Liebe Miß, Vater sagt, ehe dieser Brief abgeht, will er noch den alten Hasen schießen, der im oberen Gehölz sitzt, und wenn die Königin Viktoria ihn auch dafür zu Zwangsarbeit transportiren läßt. Tim hat schon viermal nach ihm geknallt, aber er sagt, das Pulver habe nicht getaugt.
Liebe Miß Clara, alle Eier, die meine kleine schwarze Henne gelegt hat, seit die letzte Gerste eingebracht ist, die sollen in den Truthahn mit dem schwarzen Kamm eingenäht werden. Er stolzirt jetzt noch auf dem Hofe herum und guckt mich ganz vergnüglich an, während ich dies schreibe. Sie hat aber noch nicht mehr als ein Dutzend gelegt, obschon ich sie jeden Morgen und jeden Abend mit Pfeifen gelockt habe, wie wir immer gethan, Miß, wenn Sie gut bei Laune waren. Aber die anderen Hühner haben noch gar nicht gelegt.
Liebe Miß, Vater sagt, weil er solche Menge Vieh verkauft hat, ist er ganz ängstlich, so viel Geld im Haus zu haben und darum hat er Muttern gesagt, daß sie die Pacht zum kommenden Mariä-Verkündigungs-Tage 25. März. in den Truthahn mit dem weißen Kamm einnähen soll, wenn er geschlachtet ist und er hofft, Sie möchten es nicht für ungut nehmen.
Liebe Miß Clara, wir haben drei Briefe von Ihnen gehabt und ich lese sie jeden Sonntag Abend an Vater und Mutter vor, aber der Postjunge Joe glaubt, daß ihm einer verloren gegangen ist, wie er den Esel nach dem Regen durch den Bach gepeitscht hat.

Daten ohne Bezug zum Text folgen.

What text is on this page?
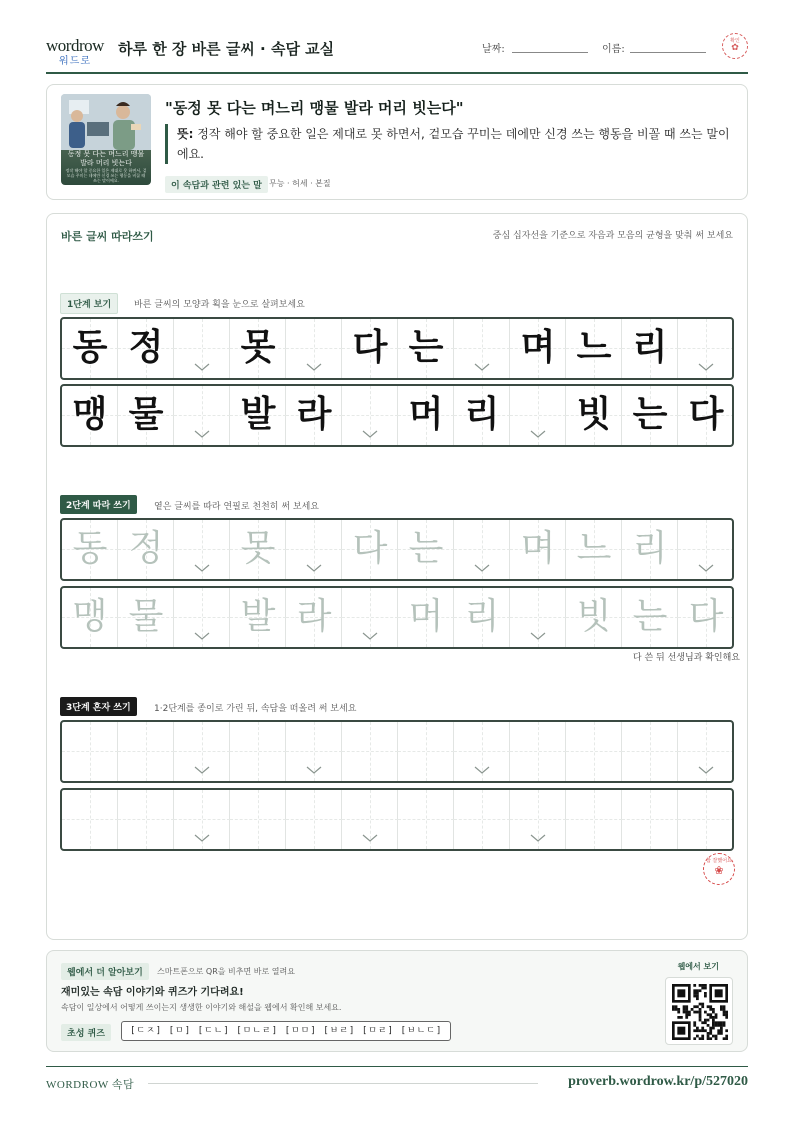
wordrow
워드로
하루 한 장 바른 글씨 · 속담 교실	날짜:	이름:
확인
✿
동정 못 다는 며느리 맹물 발라 머리 빗는다
정작 해야 할 중요한 일은 제대로 못 하면서, 겉모습 꾸미는 데에만 신경 쓰는 행동을 비꼴 때 쓰는 말이에요.
"동정 못 다는 며느리 맹물 발라 머리 빗는다"
뜻: 정작 해야 할 중요한 일은 제대로 못 하면서, 겉모습 꾸미는 데에만 신경 쓰는 행동을 비꼴 때 쓰는 말이에요.
이 속담과 관련 있는 말 무능 · 허세 · 본질
바른 글씨 따라쓰기	중심 십자선을 기준으로 자음과 모음의 균형을 맞춰 써 보세요
1단계 보기	바른 글씨의 모양과 획을 눈으로 살펴보세요
2단계 따라 쓰기	옅은 글씨를 따라 연필로 천천히 써 보세요
3단계 혼자 쓰기	1·2단계를 종이로 가린 뒤, 속담을 떠올려 써 보세요
동 정 못 다 는 며 느 리
맹 물 발 라 머 리 빗 는 다
동 정 못 다 는 며 느 리
맹 물 발 라 머 리 빗 는 다
다 쓴 뒤 선생님과 확인해요
참 잘했어요
❀
웹에서 더 알아보기	스마트폰으로 QR을 비추면 바로 열려요
재미있는 속담 이야기와 퀴즈가 기다려요!
속담이 일상에서 어떻게 쓰이는지 생생한 이야기와 해설을 웹에서 확인해 보세요.
초성 퀴즈	[ㄷㅈ] [ㅁ] [ㄷㄴ] [ㅁㄴㄹ] [ㅁㅁ] [ㅂㄹ] [ㅁㄹ] [ㅂㄴㄷ]
웹에서 보기
WORDROW 속담	proverb.wordrow.kr/p/527020
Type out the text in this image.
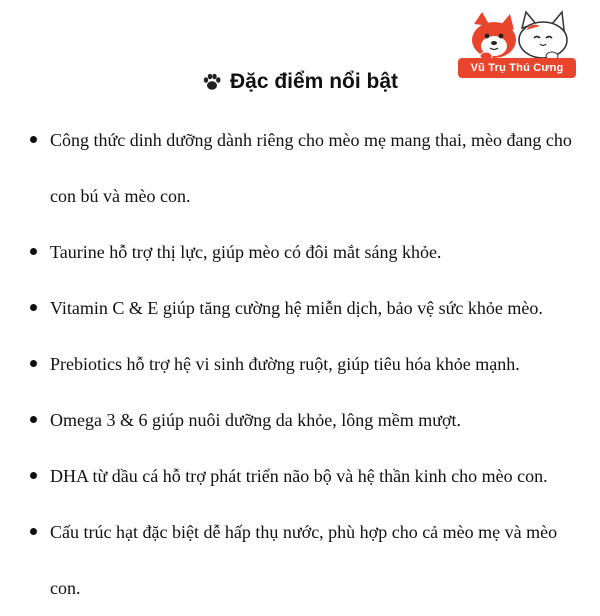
Vũ Trụ Thú Cưng
Đặc điểm nổi bật
Công thức dinh dưỡng dành riêng cho mèo mẹ mang thai, mèo đang cho con bú và mèo con.
Taurine hỗ trợ thị lực, giúp mèo có đôi mắt sáng khỏe.
Vitamin C & E giúp tăng cường hệ miễn dịch, bảo vệ sức khỏe mèo.
Prebiotics hỗ trợ hệ vi sinh đường ruột, giúp tiêu hóa khỏe mạnh.
Omega 3 & 6 giúp nuôi dưỡng da khỏe, lông mềm mượt.
DHA từ dầu cá hỗ trợ phát triển não bộ và hệ thần kinh cho mèo con.
Cấu trúc hạt đặc biệt dễ hấp thụ nước, phù hợp cho cả mèo mẹ và mèo con.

Gewiß kann Joe es aber nicht sagen, weil er nicht zu den studirten Leuten gehört wie wir, Miß, und er die Briefe blos an den Stecknadeln kennt, die sie ihm in Martinhoe in den Aermel stechen. Er sagt aber, es wäre gewiß etwas von Porzellan darin gewesen, er sei gleich untergegangen. Mutter hat ihm einen kleinen Schlag mit der Scheuerbürste auf den Kopf gegeben, damit er die königliche Post künftig besser besorgen soll und da hat er nicht schlecht geheult. Einen Brief für den Pastor hat er in den Schmutz fallen lassen, aber wir haben ihn in einem Eimer abgewaschen und ihn nächsten Sonntag an den Pastor abgegeben. Der Postjunge Joe ist seitdem nicht wieder zu uns herangekommen und in Martinhoe haben sie erzählt, daß wir gar keine Briefe mehr kriegen sollten. Vater sagt aber, dann wolle er dem Posthalter dort ganz gehörig seine Fäuste zeigen.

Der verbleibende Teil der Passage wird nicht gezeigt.